Quadrant director Marcus Darville said the total debt and equity invested in Estia was actually about $650 million. He argued the subsequent valuation boost was in line with similar increases for good healthcare stocks, in the same period. "Estia is an ungeared asset with a proven acquisition capability, which has got significant value," he said.
Quadrant completed the book-build more than a week prior to Estia's debut, and in the intervening time the market was spooked by Japara's admission of a $5 million payroll blunder, he said.
After Japara listed with a market capitalisation of $525 million in April, Regis was the next aged care IPO in a $1.1 billion listing in October.
Mr Kingston queried whether Estia could hit its 2015 earnings forecasts, which throw up some "anomalies" when compared to Regis the company he said was the best of the listed outfits. Regis has 4719 operational places, compared to Estia's 3613. Based on both companies' forecasts for 2015-16, Regis has a sales to earnings before interest, tax, depreciation and amortisation margin of 20.3 per cent. Estia's forecasts suggest a sales to EBITDA margin of 23.7 per cent.

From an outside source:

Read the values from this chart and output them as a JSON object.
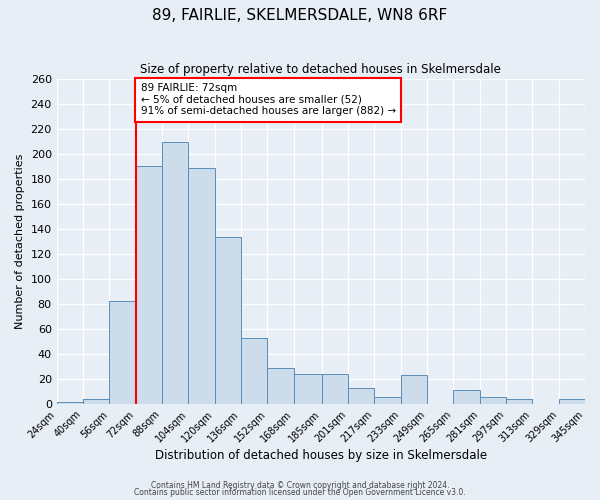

"Estia are forecasting a far superior sales to EBITDA margin than the market leader Regis and also a much lower depreciation charge," he said.
Estia has forecast a pro-forma net profit after tax in 2015-16 of $42.6 million, compared with $48 million for Regis. Mr Kingston, who is not linked to any of the IPOs, said the comparison was extraordinary on the basis that "Regis has approximately 30 per cent more beds and 30 per cent higher revenue".

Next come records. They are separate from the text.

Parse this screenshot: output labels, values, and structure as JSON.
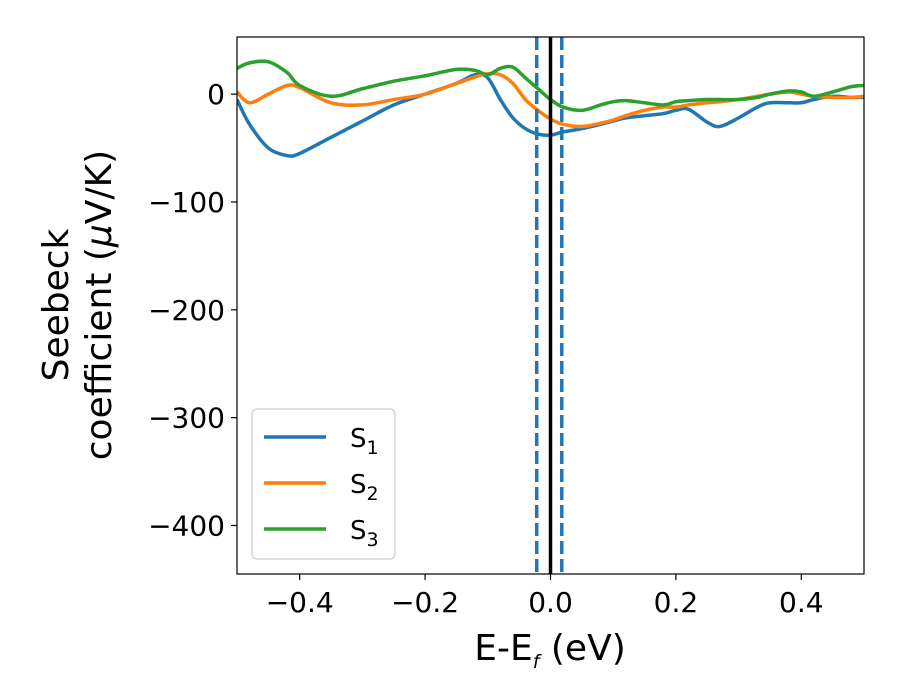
{
  "chart_data": {
    "type": "line",
    "xlim": [
      -0.5,
      0.5
    ],
    "ylim": [
      -445,
      53
    ],
    "x_ticks": [
      -0.4,
      -0.2,
      0.0,
      0.2,
      0.4
    ],
    "x_tick_labels": [
      "−0.4",
      "−0.2",
      "0.0",
      "0.2",
      "0.4"
    ],
    "y_ticks": [
      0,
      -100,
      -200,
      -300,
      -400
    ],
    "y_tick_labels": [
      "0",
      "−100",
      "−200",
      "−300",
      "−400"
    ],
    "xlabel": {
      "main": "E-E",
      "sub": "f",
      "unit": " (eV)"
    },
    "ylabel": {
      "line1": "Seebeck",
      "line2_pre": "coefficient  (",
      "line2_mu": "μ",
      "line2_post": "V/K)"
    },
    "legend_position": "lower-left",
    "vertical_lines": [
      {
        "x": -0.022,
        "style": "dashed",
        "color": "#1f77b4"
      },
      {
        "x": 0.0,
        "style": "solid",
        "color": "#000000"
      },
      {
        "x": 0.018,
        "style": "dashed",
        "color": "#1f77b4"
      }
    ],
    "x": [
      -0.5,
      -0.48,
      -0.45,
      -0.42,
      -0.4,
      -0.35,
      -0.3,
      -0.25,
      -0.2,
      -0.15,
      -0.12,
      -0.1,
      -0.08,
      -0.06,
      -0.04,
      -0.02,
      0.0,
      0.02,
      0.05,
      0.08,
      0.1,
      0.12,
      0.15,
      0.18,
      0.2,
      0.22,
      0.25,
      0.27,
      0.3,
      0.33,
      0.35,
      0.38,
      0.4,
      0.42,
      0.45,
      0.48,
      0.5
    ],
    "series": [
      {
        "name": "S",
        "sub": "1",
        "color": "#1f77b4",
        "values": [
          -5,
          -28,
          -50,
          -57,
          -55,
          -40,
          -25,
          -10,
          0,
          10,
          18,
          15,
          -5,
          -22,
          -32,
          -37,
          -38,
          -35,
          -32,
          -28,
          -25,
          -22,
          -20,
          -18,
          -15,
          -14,
          -26,
          -30,
          -22,
          -12,
          -8,
          -8,
          -8,
          -5,
          -2,
          -3,
          -3
        ]
      },
      {
        "name": "S",
        "sub": "2",
        "color": "#ff7f0e",
        "values": [
          2,
          -8,
          0,
          8,
          6,
          -8,
          -10,
          -5,
          0,
          10,
          16,
          19,
          18,
          10,
          -5,
          -15,
          -23,
          -28,
          -30,
          -27,
          -24,
          -20,
          -15,
          -12,
          -12,
          -10,
          -8,
          -7,
          -5,
          -2,
          0,
          2,
          0,
          -2,
          -3,
          -3,
          -2
        ]
      },
      {
        "name": "S",
        "sub": "3",
        "color": "#2ca02c",
        "values": [
          24,
          29,
          30,
          20,
          8,
          -2,
          5,
          12,
          17,
          23,
          22,
          18,
          24,
          25,
          15,
          5,
          -5,
          -12,
          -15,
          -10,
          -7,
          -6,
          -8,
          -10,
          -7,
          -6,
          -5,
          -5,
          -5,
          -3,
          0,
          3,
          2,
          -2,
          2,
          7,
          8
        ]
      }
    ]
  }
}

RBS Morgans analyst Scott Power said Estia was trading at a discount to Regis, but added this was appropriate because Regis was the "number one player in terms of their systems and processes." Estia is trading at 17.3-times its forecast 2015-16 earnings. Regis and Japara are trading on 24.2-times and 19.4-times respectively.
Mr Power, whose broking firm worked on the two other IPOs but not Estia, said the large day one fall could be a reflection that the float required a much larger capital raise of $725 million compared to raises for Regis ($486 million) and Japara ($450 million). "You would have needed a pretty solid book sitting behind it," he said.
UBS, Deutsche Bank and Morgan Stanley marketed the Estia float.